Gubernur menyebut dirinya akan menyambut langsung turis pertama yang akam menghabiskan akhir pekan di kawasan Nongsa.
“Tentu kita semua gembira karena perjuangan kita selama 1,5 tahun ini mulai membuahkan hasil. Saya akan sambut langsung turis manca negara ini bersama teman-teman asosiasi lainnya. Semoga semuanya berjalan lancar,” kata Ansar.
Kepala Dinas Pariwisata Kepri Buralimar menyampaikan, dari surat Nongsa Sensation yang diterimanya menuliskan, ferrry pertama yang membawa wisatawan Singapura ke Batam itu akan bertolak dari Pelabuhan Tanah Merah Singapura pukul 15.00 waktu Singapura (14.00 WIB).
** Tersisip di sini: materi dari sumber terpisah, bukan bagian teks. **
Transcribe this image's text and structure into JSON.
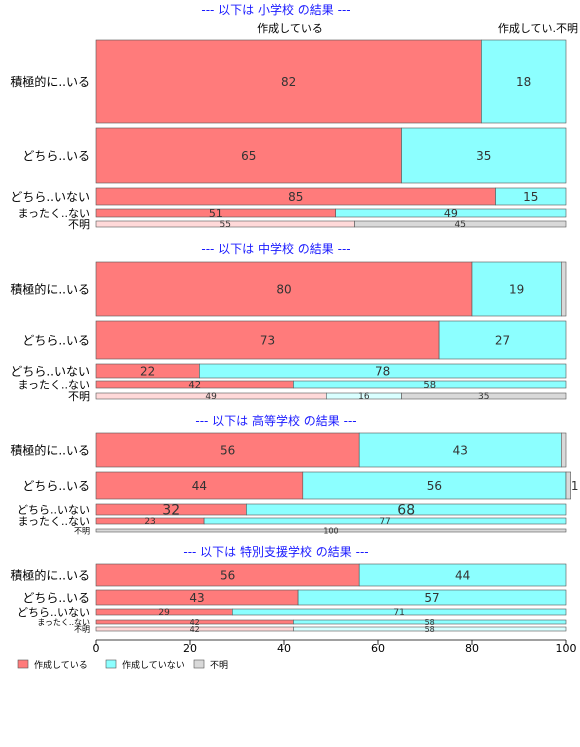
{
  "chart_data": {
    "type": "bar",
    "orientation": "horizontal-stacked",
    "xlim": [
      0,
      100
    ],
    "x_ticks": [
      "0",
      "20",
      "40",
      "60",
      "80",
      "100"
    ],
    "grid": false,
    "legend_position": "bottom-left",
    "top_column_labels": [
      "作成している",
      "作成してい.不明"
    ],
    "legend": [
      {
        "name": "作成している",
        "color": "#ff7b7b"
      },
      {
        "name": "作成していない",
        "color": "#8cffff"
      },
      {
        "name": "不明",
        "color": "#d9d9d9"
      }
    ],
    "panels": [
      {
        "title": "--- 以下は 小学校 の結果 ---",
        "rows": [
          {
            "label": "積極的に..いる",
            "segments": [
              82,
              18,
              0
            ],
            "labels": [
              "82",
              "18",
              ""
            ],
            "highlight": false
          },
          {
            "label": "どちら..いる",
            "segments": [
              65,
              35,
              0
            ],
            "labels": [
              "65",
              "35",
              ""
            ],
            "highlight": false
          },
          {
            "label": "どちら..いない",
            "segments": [
              85,
              15,
              0
            ],
            "labels": [
              "85",
              "15",
              ""
            ],
            "highlight": false
          },
          {
            "label": "まったく..ない",
            "segments": [
              51,
              49,
              0
            ],
            "labels": [
              "51",
              "49",
              ""
            ],
            "highlight": false
          },
          {
            "label": "不明",
            "segments": [
              55,
              0,
              45
            ],
            "labels": [
              "55",
              "",
              "45"
            ],
            "highlight": true
          }
        ]
      },
      {
        "title": "--- 以下は 中学校 の結果 ---",
        "rows": [
          {
            "label": "積極的に..いる",
            "segments": [
              80,
              19,
              1
            ],
            "labels": [
              "80",
              "19",
              ""
            ],
            "highlight": false
          },
          {
            "label": "どちら..いる",
            "segments": [
              73,
              27,
              0
            ],
            "labels": [
              "73",
              "27",
              ""
            ],
            "highlight": false
          },
          {
            "label": "どちら..いない",
            "segments": [
              22,
              78,
              0
            ],
            "labels": [
              "22",
              "78",
              ""
            ],
            "highlight": false
          },
          {
            "label": "まったく..ない",
            "segments": [
              42,
              58,
              0
            ],
            "labels": [
              "42",
              "58",
              ""
            ],
            "highlight": false
          },
          {
            "label": "不明",
            "segments": [
              49,
              16,
              35
            ],
            "labels": [
              "49",
              "16",
              "35"
            ],
            "highlight": true
          }
        ]
      },
      {
        "title": "--- 以下は 高等学校 の結果 ---",
        "rows": [
          {
            "label": "積極的に..いる",
            "segments": [
              56,
              43,
              1
            ],
            "labels": [
              "56",
              "43",
              ""
            ],
            "highlight": false
          },
          {
            "label": "どちら..いる",
            "segments": [
              44,
              56,
              1
            ],
            "labels": [
              "44",
              "56",
              "1"
            ],
            "highlight": false
          },
          {
            "label": "どちら..いない",
            "segments": [
              32,
              68,
              0
            ],
            "labels": [
              "32",
              "68",
              ""
            ],
            "highlight": false
          },
          {
            "label": "まったく..ない",
            "segments": [
              23,
              77,
              0
            ],
            "labels": [
              "23",
              "77",
              ""
            ],
            "highlight": false
          },
          {
            "label": "不明",
            "segments": [
              0,
              0,
              100
            ],
            "labels": [
              "",
              "",
              "100"
            ],
            "highlight": true
          }
        ]
      },
      {
        "title": "--- 以下は 特別支援学校 の結果 ---",
        "rows": [
          {
            "label": "積極的に..いる",
            "segments": [
              56,
              44,
              0
            ],
            "labels": [
              "56",
              "44",
              ""
            ],
            "highlight": false
          },
          {
            "label": "どちら..いる",
            "segments": [
              43,
              57,
              0
            ],
            "labels": [
              "43",
              "57",
              ""
            ],
            "highlight": false
          },
          {
            "label": "どちら..いない",
            "segments": [
              29,
              71,
              0
            ],
            "labels": [
              "29",
              "71",
              ""
            ],
            "highlight": false
          },
          {
            "label": "まったく..ない",
            "segments": [
              42,
              58,
              0
            ],
            "labels": [
              "42",
              "58",
              ""
            ],
            "highlight": false
          },
          {
            "label": "不明",
            "segments": [
              42,
              58,
              0
            ],
            "labels": [
              "42",
              "58",
              ""
            ],
            "highlight": true
          }
        ]
      }
    ]
  }
}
Kapal tersebut diperkirakan berlabuh di Pelabuhan Nongsapura Nongsa, pukul 14.40 WIB.
Selanjutnya, ferry Batamfast dijadwalkan beroperasi setiap hari. Dari Nongsapura ke Singapura pukul 13.00 WIB dan dari Singapura pukul 15.00 waktu Singapura.
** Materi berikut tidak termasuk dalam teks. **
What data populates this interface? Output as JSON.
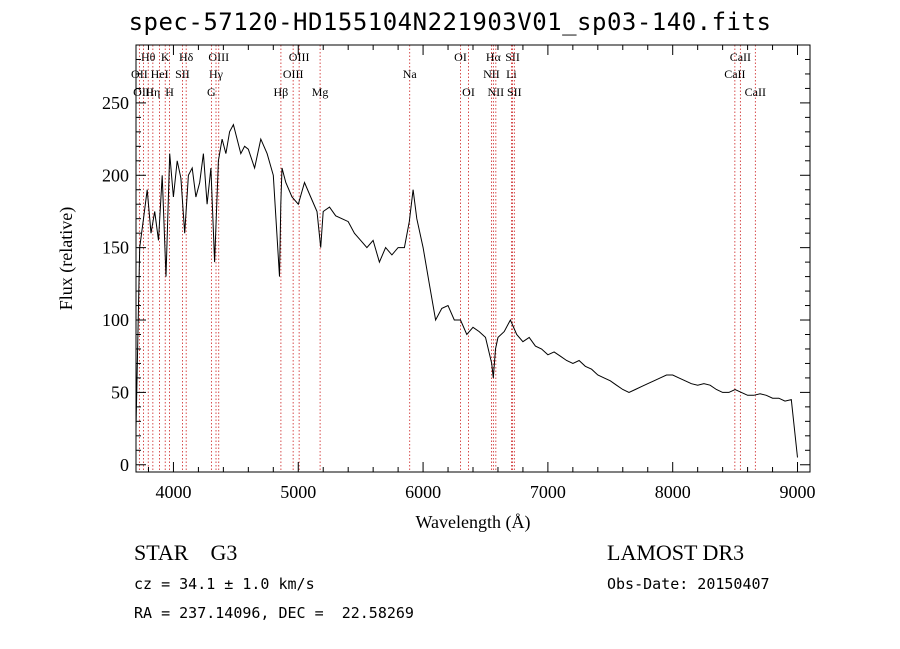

“Apabila ada permintaan di kawasan travel bubble, maka layanan ferry akan disesuaikan,” demikian bunyi surat tersebut.
Ada sejumlah persyaratan yang dikeluarkan oleh Immigration & Checkpoints Authority (ICA) Singapura terkait para wisatawan yang hendak ke Batam dan Nongsa. Pertama, wisatawan harus tinggal selama 14 hari di Singapura sebelum berangkat.